Fokko commented on code in PR #506:
URL: https://github.com/apache/iceberg-python/pull/506#discussion_r1524358528
##########
pyiceberg/table/__init__.py:
##########
@@ -1147,6 +1150,26 @@ def overwrite(self, df: pa.Table, overwrite_filter:
BooleanExpression = ALWAYS_T
for data_file in data_files:
update_snapshot.append_data_file(data_file)
+ def add_files(self, file_paths: List[str]) -> None:
+ """
+ Shorthand API for adding files as data files to the table.
+
+ Args:
+ file_paths: The list of full file paths to be added as data files
to the table
+ """
+ if any(not isinstance(field.transform, IdentityTransform) for field in
self.metadata.spec().fields):
+ raise NotImplementedError("Cannot add_files to a table with
Transform Partitions")
Review Comment:
We can be more permissive. It isn't a problem the table's current
partitioning has something different than a `IdentitiyTransform`, the issue is
that we cannot add DataFiles that use this partitioning (until we find a clever
way of checking this).
##########
pyiceberg/table/__init__.py:
##########
@@ -1147,6 +1150,26 @@ def overwrite(self, df: pa.Table, overwrite_filter:
BooleanExpression = ALWAYS_T
for data_file in data_files:
update_snapshot.append_data_file(data_file)

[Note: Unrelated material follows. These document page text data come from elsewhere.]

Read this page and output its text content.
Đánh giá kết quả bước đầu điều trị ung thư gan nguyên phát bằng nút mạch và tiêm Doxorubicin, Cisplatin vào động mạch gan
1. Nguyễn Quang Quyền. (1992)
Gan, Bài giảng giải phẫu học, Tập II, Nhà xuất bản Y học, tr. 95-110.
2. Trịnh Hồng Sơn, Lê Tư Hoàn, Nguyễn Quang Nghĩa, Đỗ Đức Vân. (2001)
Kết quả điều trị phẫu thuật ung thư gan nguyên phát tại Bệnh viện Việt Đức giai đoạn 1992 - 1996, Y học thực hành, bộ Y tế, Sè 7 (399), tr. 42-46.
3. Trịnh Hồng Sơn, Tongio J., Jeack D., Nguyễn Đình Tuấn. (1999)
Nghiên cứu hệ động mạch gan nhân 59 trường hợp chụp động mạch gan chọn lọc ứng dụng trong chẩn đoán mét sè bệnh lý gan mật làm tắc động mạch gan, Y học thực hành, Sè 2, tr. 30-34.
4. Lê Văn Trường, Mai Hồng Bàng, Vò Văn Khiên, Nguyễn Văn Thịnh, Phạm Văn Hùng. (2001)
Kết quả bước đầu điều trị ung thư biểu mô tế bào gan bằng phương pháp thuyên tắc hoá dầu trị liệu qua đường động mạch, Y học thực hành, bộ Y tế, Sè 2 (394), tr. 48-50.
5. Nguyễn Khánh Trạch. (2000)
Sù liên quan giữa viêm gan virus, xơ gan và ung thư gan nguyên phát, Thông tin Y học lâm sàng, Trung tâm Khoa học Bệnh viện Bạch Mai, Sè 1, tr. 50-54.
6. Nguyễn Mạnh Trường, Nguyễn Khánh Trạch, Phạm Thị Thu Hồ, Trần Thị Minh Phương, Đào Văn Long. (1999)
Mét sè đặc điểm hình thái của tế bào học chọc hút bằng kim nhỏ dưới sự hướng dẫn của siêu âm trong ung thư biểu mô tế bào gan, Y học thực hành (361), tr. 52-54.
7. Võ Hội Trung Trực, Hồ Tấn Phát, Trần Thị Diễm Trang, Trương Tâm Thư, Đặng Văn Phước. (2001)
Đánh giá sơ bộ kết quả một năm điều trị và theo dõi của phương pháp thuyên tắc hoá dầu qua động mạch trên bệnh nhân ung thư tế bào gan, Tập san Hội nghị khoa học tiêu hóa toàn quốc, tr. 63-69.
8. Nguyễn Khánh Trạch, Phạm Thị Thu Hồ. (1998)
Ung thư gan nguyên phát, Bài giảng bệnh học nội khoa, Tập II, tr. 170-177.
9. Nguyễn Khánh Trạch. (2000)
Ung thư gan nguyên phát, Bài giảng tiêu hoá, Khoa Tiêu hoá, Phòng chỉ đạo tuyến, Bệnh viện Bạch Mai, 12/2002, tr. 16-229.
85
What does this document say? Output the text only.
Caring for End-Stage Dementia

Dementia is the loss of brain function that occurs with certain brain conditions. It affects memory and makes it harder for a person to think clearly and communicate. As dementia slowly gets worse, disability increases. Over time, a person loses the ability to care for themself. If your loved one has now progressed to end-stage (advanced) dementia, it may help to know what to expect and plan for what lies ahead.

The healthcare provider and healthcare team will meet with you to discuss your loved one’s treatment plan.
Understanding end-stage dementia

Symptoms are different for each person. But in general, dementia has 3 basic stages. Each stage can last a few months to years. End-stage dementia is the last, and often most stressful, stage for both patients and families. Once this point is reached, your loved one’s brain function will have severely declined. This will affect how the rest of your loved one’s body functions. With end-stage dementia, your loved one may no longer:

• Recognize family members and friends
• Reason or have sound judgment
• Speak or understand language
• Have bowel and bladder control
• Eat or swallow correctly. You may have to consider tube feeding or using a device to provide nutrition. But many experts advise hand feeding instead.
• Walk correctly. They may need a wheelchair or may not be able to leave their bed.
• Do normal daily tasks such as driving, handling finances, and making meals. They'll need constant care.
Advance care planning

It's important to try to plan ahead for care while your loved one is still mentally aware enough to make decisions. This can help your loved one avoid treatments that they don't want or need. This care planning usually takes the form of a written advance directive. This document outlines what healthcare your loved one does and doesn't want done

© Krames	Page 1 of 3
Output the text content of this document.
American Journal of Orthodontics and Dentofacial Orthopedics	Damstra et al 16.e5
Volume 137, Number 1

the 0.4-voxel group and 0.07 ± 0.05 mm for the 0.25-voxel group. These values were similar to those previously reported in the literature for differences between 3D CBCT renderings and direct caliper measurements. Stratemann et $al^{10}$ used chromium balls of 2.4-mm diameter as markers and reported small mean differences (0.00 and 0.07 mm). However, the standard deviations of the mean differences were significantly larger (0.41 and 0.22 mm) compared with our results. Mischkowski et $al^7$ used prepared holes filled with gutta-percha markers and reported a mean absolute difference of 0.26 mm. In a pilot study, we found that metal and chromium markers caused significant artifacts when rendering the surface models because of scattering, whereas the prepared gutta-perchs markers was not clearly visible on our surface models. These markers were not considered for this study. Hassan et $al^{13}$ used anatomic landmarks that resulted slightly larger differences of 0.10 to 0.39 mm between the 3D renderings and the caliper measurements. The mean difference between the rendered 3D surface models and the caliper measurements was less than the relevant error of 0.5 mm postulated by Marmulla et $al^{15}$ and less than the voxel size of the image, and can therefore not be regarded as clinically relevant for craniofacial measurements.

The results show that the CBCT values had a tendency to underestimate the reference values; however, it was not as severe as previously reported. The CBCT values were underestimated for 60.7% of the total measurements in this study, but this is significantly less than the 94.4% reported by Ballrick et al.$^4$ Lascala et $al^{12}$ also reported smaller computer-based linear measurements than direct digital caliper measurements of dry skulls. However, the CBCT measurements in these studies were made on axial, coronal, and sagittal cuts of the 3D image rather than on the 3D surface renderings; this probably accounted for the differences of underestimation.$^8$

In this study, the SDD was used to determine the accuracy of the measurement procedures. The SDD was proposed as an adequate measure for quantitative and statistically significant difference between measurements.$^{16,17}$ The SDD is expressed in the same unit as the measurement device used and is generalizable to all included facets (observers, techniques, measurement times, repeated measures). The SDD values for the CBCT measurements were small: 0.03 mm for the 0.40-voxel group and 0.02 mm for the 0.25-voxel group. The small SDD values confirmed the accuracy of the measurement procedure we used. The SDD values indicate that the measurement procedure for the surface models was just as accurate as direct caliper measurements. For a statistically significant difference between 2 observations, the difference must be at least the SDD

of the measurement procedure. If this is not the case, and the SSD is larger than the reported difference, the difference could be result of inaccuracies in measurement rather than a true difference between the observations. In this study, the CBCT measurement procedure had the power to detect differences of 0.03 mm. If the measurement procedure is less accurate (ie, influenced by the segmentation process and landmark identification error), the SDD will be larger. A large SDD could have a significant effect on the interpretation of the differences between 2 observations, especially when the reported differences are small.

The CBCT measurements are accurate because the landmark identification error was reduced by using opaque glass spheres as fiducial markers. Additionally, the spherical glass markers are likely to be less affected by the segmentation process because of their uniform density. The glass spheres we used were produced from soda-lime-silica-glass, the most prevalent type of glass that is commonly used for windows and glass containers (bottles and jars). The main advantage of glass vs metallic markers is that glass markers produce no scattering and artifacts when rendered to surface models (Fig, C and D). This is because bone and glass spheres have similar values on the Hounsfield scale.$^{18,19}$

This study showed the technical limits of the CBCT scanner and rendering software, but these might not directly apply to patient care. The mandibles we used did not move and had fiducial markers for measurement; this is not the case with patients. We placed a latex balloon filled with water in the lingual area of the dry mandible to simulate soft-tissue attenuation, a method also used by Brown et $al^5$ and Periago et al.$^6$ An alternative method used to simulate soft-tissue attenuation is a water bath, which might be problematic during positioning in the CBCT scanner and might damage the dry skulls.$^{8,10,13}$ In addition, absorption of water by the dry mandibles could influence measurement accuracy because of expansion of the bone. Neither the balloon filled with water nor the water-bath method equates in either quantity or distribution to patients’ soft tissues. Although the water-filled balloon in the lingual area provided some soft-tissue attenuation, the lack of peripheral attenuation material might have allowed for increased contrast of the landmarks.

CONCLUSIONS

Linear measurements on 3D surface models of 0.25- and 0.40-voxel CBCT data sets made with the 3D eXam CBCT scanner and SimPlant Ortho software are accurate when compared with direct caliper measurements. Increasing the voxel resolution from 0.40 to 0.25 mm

+ def add_files(self, file_paths: List[str]) -> None:
+ """
+ Shorthand API for adding files as data files to the table.
+
+ Args:
+ file_paths: The list of full file paths to be added as data files
to the table
+ """
Review Comment:
It would be great to add a `Raises:` section here indicating which errors to
expect. For example, when a file cannot be found. In such a case, we want to
raise a PyIceberg exception, instead of an Arrow specific exception.
##########
pyiceberg/table/__init__.py:
##########
@@ -1147,6 +1150,26 @@ def overwrite(self, df: pa.Table, overwrite_filter:
BooleanExpression = ALWAYS_T
for data_file in data_files:
update_snapshot.append_data_file(data_file)
+ def add_files(self, file_paths: List[str]) -> None:
+ """
+ Shorthand API for adding files as data files to the table.
+
+ Args:
+ file_paths: The list of full file paths to be added as data files
to the table
+ """
+ if any(not isinstance(field.transform, IdentityTransform) for field in
self.metadata.spec().fields):
+ raise NotImplementedError("Cannot add_files to a table with
Transform Partitions")
+
+ if self.name_mapping() is None:
Review Comment:
Technically you don't have to add a name-mapping if the field-IDs are set
##########
pyiceberg/table/__init__.py:
##########
@@ -1147,6 +1150,26 @@ def overwrite(self, df: pa.Table, overwrite_filter:
BooleanExpression = ALWAYS_T
for data_file in data_files:
update_snapshot.append_data_file(data_file)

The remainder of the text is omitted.